CVE-2020-8470: 
Trend Micro Apex One Agent vulnerability analysis and mitigation

CVE-2020-8470 is a critical vulnerability affecting Trend Micro Apex One (2019), OfficeScan XG, and Worry-Free Business Security (9.0, 9.5, 10.0) server. The vulnerability was disclosed in March 2020 and involves a vulnerable service DLL file that could allow an attacker to delete any file on the server with SYSTEM level privileges. Notably, this vulnerability does not require authentication to exploit (CERT-EU, NVD).

The vulnerability has been assigned a critical severity rating with a CVSSv3 score of 10.0, which is the highest possible severity score. The vulnerability exists in a service DLL file within the server component of the affected Trend Micro products. The critical nature of this vulnerability stems from the fact that it can be exploited without requiring authentication, potentially allowing attackers to delete arbitrary files with SYSTEM level privileges (CERT-EU).

The exploitation of this vulnerability could allow an attacker to delete any file on the affected server with SYSTEM level privileges. Given that no authentication is required, this presents a significant security risk as attackers could potentially delete critical system files or security-related files, leading to system instability or compromise (CERT-EU).
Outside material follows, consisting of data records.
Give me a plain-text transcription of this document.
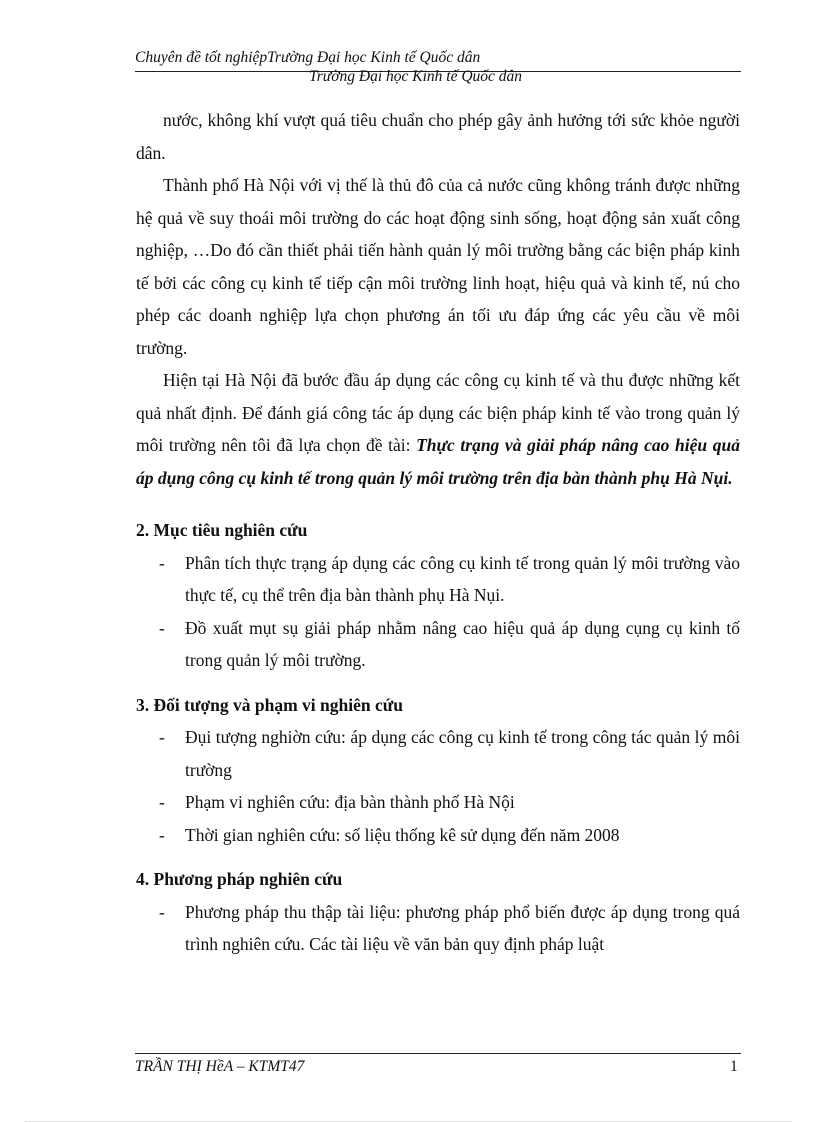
Chuyên đề tốt nghiệpTrường Đại học Kinh tế Quốc dân
Trường Đại học Kinh tế Quốc dân

nước, không khí vượt quá tiêu chuẩn cho phép gây ảnh hưởng tới sức khỏe người dân.

Thành phố Hà Nội với vị thế là thủ đô của cả nước cũng không tránh được những hệ quả về suy thoái môi trường do các hoạt động sinh sống, hoạt động sản xuất công nghiệp, …Do đó cần thiết phải tiến hành quản lý môi trường bằng các biện pháp kinh tế bởi các công cụ kinh tế tiếp cận môi trường linh hoạt, hiệu quả và kinh tế, nú cho phép các doanh nghiệp lựa chọn phương án tối ưu đáp ứng các yêu cầu về môi trường.

Hiện tại Hà Nội đã bước đầu áp dụng các công cụ kinh tế và thu được những kết quả nhất định. Để đánh giá công tác áp dụng các biện pháp kinh tế vào trong quản lý môi trường nên tôi đã lựa chọn đề tài: Thực trạng và giải pháp nâng cao hiệu quả áp dụng công cụ kinh tế trong quản lý môi trường trên địa bàn thành phụ Hà Nụi.

2. Mục tiêu nghiên cứu

- Phân tích thực trạng áp dụng các công cụ kinh tế trong quản lý môi trường vào thực tế, cụ thể trên địa bàn thành phụ Hà Nụi.
- Đồ xuất mụt sụ giải pháp nhằm nâng cao hiệu quả áp dụng cụng cụ kinh tố trong quản lý môi trường.

3. Đối tượng và phạm vi nghiên cứu

- Đụi tượng nghiờn cứu: áp dụng các công cụ kinh tế trong công tác quản lý môi trường
- Phạm vi nghiên cứu: địa bàn thành phố Hà Nội
- Thời gian nghiên cứu: số liệu thống kê sử dụng đến năm 2008

4. Phương pháp nghiên cứu

- Phương pháp thu thập tài liệu: phương pháp phổ biến được áp dụng trong quá trình nghiên cứu. Các tài liệu về văn bản quy định pháp luật
TRẦN THỊ HềA – KTMT47	1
Trend Micro has released security updates to address this vulnerability. Users of affected products are strongly encouraged to update to the following versions: Apex One (on premise) to CP 2117, OfficeScan XG SP1 to CP 5474, and OfficeScan XG to CP 1988 (CERT-EU).

The security community has expressed significant concern about this vulnerability, particularly due to its critical severity rating and the fact that it requires no authentication to exploit. Trend Micro has emphasized the importance of immediate patching, especially given the potential for system-level access (Threatpost).